Como é uma floresta saudável? Uma floresta aparentemente próspera e verdejante pode esconder sinais de poluição, doenças ou espécies invasivas. Apenas um ecologista pode detectar problemas que podem comprometer o bem-estar a longo prazo de todo o ecossistema.
Procologistasicrobianos lutam com o mesmo problema. As perturbações na comunidade de micróbios que vivem no intestino humano podem contribuir para o risco e severidade de uma série de condições médicas. Assim, muitos cientistas tornaram-se naturalistas bacterianos, trabalhando para catalogar a surpreendente diversidade destas comunidades comensal. Cerca de 500-1.000 espécies bacterianas residem no trato intestinal de cada pessoa, juntamente com um número indeterminado de vírus, fungos e outros micróbios.
Os avanços na tecnologia de sequenciamento de DNA aceleraram a identificação dessas bactérias, permitindo aos pesquisadores criar ‘guias de campo’ para as espécies no intestino humano. “Estamos começando a sentir quem são os jogadores”, diz Jeroen Raes, bioinformático do VIB, um instituto de ciências da vida em Ghent, Bélgica. “Mas ainda há uma ‘matéria negra’ considerável.”
Currentemente, estes guias de campo são de utilidade limitada para distinguir um microbioma saudável de um não saudável. Parte do problema são as diferenças potencialmente vastas entre os microbiomas de pessoas aparentemente saudáveis. Estas diferenças surgem através de uma combinação complexa de factores ambientais, genéticos e de estilo de vida. Isto significa que diferenças relativamente subtis podem ter um papel desproporcional na determinação se um indivíduo é relativamente saudável ou se está em risco acrescido de desenvolver doenças como a diabetes. Compreender as implicações clínicas dessas diferenças também é um desafio, dadas as extensas interações entre esses micróbios, e com seu hospedeiro, bem como as condições em que esse indivíduo vive. “O microbioma saudável de uma pessoa pode não ser saudável em outro contexto – é um conceito complicado”, diz Ruth Ley, uma ecologista microbiana do Instituto Max Planck de Biologia do Desenvolvimento em Tübingen, Alemanha.

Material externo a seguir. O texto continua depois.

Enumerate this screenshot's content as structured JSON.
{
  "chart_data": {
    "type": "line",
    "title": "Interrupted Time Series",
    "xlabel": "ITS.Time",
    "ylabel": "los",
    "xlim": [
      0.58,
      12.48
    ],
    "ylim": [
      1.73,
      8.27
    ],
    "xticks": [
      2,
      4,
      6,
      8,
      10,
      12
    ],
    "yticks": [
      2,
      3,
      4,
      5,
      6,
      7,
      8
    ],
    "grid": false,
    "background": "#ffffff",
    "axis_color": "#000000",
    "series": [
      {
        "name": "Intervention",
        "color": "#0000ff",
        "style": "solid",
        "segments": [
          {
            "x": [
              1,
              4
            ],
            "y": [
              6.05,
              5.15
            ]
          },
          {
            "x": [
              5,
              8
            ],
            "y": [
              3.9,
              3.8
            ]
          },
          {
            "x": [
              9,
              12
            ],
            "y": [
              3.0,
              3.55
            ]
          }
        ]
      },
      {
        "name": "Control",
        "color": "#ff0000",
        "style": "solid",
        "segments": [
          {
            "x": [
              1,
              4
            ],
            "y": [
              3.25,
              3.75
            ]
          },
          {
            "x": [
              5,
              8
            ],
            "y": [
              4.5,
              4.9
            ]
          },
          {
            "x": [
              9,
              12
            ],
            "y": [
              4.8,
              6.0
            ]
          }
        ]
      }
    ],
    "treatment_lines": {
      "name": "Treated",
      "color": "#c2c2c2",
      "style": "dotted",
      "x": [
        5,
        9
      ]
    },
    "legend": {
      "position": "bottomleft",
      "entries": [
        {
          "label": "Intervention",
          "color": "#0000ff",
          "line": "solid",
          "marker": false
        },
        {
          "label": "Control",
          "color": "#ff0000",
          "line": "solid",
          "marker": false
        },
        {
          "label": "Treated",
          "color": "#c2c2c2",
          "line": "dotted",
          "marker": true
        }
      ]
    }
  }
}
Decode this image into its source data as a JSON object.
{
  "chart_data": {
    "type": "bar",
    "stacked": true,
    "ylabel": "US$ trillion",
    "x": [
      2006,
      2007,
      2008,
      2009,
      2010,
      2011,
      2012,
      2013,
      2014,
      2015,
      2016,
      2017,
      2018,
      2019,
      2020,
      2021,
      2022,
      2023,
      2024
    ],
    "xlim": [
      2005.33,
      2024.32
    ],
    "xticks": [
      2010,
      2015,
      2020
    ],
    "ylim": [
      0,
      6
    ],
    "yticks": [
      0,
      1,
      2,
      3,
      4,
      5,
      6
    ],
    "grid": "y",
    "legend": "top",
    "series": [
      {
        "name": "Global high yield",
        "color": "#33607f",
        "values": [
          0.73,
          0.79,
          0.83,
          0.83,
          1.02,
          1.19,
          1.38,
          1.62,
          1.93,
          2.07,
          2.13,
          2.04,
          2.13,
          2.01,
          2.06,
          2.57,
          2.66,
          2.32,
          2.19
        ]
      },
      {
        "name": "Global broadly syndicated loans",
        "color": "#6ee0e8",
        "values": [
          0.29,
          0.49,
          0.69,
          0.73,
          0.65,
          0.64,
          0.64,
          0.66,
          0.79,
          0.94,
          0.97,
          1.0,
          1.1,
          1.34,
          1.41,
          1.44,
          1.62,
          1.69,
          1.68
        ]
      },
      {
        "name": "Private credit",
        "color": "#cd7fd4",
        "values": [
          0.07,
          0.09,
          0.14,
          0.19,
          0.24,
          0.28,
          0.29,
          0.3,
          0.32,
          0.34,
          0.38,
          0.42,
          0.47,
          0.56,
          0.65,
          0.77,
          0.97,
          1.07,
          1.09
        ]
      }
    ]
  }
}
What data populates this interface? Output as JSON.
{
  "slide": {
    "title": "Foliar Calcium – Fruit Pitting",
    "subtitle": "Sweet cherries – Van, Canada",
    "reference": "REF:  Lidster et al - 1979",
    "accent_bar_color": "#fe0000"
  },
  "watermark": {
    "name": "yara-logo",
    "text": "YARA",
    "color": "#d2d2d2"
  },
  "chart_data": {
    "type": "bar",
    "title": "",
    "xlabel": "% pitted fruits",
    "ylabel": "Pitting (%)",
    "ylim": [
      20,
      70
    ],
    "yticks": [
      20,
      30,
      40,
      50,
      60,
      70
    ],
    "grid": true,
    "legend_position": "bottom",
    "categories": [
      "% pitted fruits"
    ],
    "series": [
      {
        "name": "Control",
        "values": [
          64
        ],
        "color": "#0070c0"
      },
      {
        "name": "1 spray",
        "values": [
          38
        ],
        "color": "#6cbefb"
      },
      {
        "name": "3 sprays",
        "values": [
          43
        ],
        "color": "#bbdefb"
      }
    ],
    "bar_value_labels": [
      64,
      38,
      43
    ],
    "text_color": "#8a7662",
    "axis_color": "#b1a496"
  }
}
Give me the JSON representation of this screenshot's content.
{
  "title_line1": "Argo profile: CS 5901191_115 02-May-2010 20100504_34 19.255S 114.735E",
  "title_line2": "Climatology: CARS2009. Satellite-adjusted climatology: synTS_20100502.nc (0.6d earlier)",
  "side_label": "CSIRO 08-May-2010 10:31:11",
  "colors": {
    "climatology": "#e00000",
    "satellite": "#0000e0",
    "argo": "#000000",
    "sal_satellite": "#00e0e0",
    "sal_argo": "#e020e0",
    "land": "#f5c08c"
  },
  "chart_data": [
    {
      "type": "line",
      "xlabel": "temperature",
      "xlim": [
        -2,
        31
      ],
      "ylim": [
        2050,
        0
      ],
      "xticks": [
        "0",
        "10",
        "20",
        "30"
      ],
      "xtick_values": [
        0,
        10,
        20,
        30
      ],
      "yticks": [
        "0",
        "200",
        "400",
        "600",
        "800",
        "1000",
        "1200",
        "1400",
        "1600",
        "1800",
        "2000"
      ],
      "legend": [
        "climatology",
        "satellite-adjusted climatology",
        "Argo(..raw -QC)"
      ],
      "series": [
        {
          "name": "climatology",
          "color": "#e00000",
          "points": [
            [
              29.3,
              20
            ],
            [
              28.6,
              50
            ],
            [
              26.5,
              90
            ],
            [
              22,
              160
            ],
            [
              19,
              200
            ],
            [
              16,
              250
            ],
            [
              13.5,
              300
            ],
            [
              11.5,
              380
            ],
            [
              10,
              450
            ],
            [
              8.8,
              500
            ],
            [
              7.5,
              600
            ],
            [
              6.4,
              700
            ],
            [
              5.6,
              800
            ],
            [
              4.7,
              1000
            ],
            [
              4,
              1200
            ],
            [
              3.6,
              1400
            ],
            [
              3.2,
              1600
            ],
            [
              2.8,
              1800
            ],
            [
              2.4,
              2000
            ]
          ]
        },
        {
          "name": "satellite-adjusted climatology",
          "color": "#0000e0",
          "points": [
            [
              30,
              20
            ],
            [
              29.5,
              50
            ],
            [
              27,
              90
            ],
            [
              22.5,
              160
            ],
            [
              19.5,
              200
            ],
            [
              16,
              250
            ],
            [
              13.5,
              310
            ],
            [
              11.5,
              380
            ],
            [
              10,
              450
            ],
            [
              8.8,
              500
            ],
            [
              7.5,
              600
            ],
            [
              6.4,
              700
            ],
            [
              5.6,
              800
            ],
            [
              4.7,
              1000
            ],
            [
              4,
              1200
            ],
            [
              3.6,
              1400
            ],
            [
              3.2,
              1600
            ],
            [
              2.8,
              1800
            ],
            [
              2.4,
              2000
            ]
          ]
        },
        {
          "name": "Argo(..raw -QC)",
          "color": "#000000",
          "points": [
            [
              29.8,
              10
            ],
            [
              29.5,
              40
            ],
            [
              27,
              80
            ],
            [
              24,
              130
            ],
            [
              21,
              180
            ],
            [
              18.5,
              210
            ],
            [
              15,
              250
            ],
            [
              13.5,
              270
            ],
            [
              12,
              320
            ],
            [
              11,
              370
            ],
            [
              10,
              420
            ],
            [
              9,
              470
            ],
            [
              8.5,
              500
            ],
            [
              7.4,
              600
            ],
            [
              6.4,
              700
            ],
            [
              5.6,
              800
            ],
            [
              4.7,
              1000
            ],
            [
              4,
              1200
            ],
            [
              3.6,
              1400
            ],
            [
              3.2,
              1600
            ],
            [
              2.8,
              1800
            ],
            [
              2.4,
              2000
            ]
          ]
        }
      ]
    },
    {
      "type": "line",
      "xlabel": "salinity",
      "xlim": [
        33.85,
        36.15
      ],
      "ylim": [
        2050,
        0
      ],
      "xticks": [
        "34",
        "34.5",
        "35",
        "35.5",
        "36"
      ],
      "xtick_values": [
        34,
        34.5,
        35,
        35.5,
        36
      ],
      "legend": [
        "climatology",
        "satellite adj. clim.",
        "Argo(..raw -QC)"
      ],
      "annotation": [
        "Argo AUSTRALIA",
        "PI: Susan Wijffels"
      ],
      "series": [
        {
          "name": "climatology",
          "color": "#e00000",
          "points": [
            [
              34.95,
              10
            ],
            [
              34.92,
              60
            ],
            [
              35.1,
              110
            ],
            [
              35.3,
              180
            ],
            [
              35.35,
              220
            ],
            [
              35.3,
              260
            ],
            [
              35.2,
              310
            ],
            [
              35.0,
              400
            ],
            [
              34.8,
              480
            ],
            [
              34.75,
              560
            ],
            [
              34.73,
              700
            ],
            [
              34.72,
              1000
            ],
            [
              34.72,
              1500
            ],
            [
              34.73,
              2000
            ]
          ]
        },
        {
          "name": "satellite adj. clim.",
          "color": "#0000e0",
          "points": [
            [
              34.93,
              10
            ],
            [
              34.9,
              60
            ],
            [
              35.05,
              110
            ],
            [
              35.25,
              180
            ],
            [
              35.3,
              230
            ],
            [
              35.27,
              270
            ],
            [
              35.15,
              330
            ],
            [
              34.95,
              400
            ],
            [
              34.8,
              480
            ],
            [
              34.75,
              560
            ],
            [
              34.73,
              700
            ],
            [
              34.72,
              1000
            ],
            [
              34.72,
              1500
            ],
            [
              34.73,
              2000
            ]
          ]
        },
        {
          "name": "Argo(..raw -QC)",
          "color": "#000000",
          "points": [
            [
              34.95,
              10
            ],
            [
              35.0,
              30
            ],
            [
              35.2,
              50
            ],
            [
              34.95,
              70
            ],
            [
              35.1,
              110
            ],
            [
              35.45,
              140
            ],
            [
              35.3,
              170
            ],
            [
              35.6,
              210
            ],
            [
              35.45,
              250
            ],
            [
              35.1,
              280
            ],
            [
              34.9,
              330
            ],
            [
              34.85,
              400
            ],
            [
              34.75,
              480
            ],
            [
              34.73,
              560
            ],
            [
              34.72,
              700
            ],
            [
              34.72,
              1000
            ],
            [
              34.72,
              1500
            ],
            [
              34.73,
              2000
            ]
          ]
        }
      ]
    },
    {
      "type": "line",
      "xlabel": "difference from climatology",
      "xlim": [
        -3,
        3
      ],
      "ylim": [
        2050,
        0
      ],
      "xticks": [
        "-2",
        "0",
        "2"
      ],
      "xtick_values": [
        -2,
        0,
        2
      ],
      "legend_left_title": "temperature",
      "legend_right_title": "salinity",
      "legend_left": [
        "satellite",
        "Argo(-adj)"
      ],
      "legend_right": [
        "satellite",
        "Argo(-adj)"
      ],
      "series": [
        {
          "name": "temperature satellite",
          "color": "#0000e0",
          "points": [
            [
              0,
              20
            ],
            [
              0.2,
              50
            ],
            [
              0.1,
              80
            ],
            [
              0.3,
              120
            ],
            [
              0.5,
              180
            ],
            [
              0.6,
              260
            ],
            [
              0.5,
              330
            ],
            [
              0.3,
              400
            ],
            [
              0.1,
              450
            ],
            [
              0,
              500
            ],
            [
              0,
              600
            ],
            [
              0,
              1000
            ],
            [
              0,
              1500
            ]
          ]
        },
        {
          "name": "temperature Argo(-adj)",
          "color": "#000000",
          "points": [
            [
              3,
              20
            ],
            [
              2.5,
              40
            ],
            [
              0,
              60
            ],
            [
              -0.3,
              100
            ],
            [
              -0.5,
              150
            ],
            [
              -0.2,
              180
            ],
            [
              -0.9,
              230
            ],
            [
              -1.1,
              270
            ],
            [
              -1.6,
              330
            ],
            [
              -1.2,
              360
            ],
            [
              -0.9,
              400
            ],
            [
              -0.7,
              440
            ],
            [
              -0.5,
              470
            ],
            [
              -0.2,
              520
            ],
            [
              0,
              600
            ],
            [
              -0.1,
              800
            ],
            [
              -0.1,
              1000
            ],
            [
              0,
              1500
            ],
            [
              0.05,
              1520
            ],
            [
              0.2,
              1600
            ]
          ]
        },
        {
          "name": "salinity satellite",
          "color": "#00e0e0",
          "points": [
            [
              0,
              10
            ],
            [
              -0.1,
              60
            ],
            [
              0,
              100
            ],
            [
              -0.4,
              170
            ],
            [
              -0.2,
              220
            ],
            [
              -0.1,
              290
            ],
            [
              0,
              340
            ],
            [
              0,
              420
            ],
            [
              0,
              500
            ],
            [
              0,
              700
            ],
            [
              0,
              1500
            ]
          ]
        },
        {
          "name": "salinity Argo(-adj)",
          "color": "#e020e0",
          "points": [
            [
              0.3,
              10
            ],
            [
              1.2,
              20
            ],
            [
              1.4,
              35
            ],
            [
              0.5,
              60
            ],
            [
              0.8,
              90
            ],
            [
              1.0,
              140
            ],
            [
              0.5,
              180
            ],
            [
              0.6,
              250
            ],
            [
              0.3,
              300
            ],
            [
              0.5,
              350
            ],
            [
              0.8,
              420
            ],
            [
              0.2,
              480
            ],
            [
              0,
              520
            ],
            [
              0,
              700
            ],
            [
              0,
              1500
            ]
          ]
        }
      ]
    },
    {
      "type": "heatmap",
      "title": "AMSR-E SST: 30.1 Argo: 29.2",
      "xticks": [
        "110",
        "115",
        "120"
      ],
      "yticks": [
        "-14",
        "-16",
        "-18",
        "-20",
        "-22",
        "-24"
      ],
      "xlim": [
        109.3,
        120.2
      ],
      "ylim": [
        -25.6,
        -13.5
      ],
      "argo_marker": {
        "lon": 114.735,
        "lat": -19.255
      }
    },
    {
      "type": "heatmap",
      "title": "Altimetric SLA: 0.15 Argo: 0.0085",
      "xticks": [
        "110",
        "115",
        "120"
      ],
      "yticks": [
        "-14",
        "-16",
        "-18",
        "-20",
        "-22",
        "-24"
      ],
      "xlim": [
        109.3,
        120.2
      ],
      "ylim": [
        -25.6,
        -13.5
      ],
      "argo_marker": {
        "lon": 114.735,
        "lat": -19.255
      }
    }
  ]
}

Investigadores como Ley estão tentando entender melhor as forças que moldam o microbioma intestinal humano – tanto na era moderna, como ao longo da história evolutiva. O quadro emergente indica que mesmo que não exista um microbioma saudável, existem amplas oportunidades para o nosso estilo de vida interferir com o funcionamento adequado dessas complexas comunidades comensais. E para entender como a quebra desses ecossistemas impulsiona as doenças, os pesquisadores precisarão ir além dos guias de campo microbianos e começar a dissecar como essas espécies interagem com seus hospedeiros e entre si.
Um primeiro presente da mãe para seu recém-nascido é um saudável smattering de micróbios. Alguns são passados através da amamentação e contato pele com pele, mas muitos micróbios são adquiridos durante a passagem através do canal de parto. Isto significa que se o bebé nascer por cesariana, pode perder um valioso kit de iniciação bacteriana. Como os primeiros anos da criança geralmente estabelecem a composição de uma comunidade intestinal que persistirá ao longo da idade adulta, as perturbações resultantes podem ter graves consequências a longo prazo para a saúde. “À medida que essas crianças crescem, elas têm maior risco de obesidade e de pragas modernas como diabetes, alergias e asma”, diz Maria Gloria Dominguez-Bello, microbiologista da Universidade Rutgers em New Brunswick, New Jersey. Em um pequeno estudo clínico, sua equipe descobriu que esfregar os recém-nascidos que nasceram por cesariana com líquidos do canal de parto de sua mãe poderia ajudar a mitigar parte da diversidade microbiana perdida1. Vários testes maiores estão em andamento para avaliar os benefícios à saúde a longo prazo.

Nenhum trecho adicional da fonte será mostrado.